How has the pandemic changed us all?  What will be different going forward?  I’m hoping more varieties of weirdness are normalized in the after times.  Like I’m thinking about not talking for 3 weeks straight.  Might be an interesting experiment.  Also thinking of getting a donkey. 

Things got rougher for us as fall turned to winter though.  The human drama requires curve balls.  Odd that we’re always surprised by them, isn’t it?  We should have noticed by now they’re in the DNA of whatever the hell human existence is, or is made of.  You would think we would get old enough to establish an inner eye that just observes the drama without being affected by it, without fully identifying with it.  And maybe we do.  Maybe that’s the blessing of old age (which I of course am nowhere near).  It becomes spooky, but not scary. Fully immersive but not overwhelming.  And (at minimum) a little bit funny.   (A lot funny.)

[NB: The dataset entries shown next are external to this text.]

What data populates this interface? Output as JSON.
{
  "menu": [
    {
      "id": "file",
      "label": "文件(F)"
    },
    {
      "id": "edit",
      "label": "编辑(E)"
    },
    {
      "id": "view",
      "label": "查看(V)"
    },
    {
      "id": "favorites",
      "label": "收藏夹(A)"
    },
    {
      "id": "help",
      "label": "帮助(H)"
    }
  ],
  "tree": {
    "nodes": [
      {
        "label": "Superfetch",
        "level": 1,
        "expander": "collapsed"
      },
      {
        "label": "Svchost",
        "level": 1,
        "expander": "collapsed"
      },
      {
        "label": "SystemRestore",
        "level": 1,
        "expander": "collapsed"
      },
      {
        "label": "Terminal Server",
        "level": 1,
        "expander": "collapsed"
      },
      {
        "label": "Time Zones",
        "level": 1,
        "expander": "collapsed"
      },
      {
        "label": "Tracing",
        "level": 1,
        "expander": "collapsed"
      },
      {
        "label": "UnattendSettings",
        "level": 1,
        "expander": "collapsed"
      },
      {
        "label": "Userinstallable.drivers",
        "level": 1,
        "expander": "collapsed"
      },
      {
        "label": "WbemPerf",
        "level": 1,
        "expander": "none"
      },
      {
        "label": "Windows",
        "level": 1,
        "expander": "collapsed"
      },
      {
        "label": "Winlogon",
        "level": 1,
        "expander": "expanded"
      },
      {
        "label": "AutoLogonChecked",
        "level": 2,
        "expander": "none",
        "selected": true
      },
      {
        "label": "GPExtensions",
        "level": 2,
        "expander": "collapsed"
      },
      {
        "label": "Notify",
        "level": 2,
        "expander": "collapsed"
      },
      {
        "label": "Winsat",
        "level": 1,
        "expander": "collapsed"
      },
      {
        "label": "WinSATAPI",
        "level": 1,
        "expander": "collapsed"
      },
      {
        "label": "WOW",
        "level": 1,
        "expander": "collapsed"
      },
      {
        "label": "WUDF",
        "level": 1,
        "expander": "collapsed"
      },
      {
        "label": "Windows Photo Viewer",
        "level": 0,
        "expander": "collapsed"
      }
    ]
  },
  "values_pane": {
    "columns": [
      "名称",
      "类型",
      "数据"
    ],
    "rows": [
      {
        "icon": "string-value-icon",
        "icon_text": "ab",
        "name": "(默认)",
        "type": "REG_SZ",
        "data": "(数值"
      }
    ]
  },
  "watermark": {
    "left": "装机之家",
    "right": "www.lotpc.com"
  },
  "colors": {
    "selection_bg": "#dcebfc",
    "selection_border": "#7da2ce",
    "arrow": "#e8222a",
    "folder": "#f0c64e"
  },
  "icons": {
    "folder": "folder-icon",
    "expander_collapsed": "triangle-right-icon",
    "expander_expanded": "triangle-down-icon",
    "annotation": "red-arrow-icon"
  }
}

Now it’s Spring. Except in Vermont where it is still Winter.

And Mayer Hillman says we’re all doomed and should give up now.

While Steven Pinker (and his truly impressive hairdo) says we’re better than ever and getting better every day! Back when we built the Wells Cathedral in 1175, we were poor stupid wretches — savages really — and now we mostly spend our time so well! (Just a reminder: the internet is mostly porn.)

Will we still have these choices in 100 years? Or will we have forgotten even what we were talking about and will there be entirely fresh choices and frameworks to be tortured by?

The cold weather comes. The fruiting landscape takes a break. We sing songs. Next year same thing.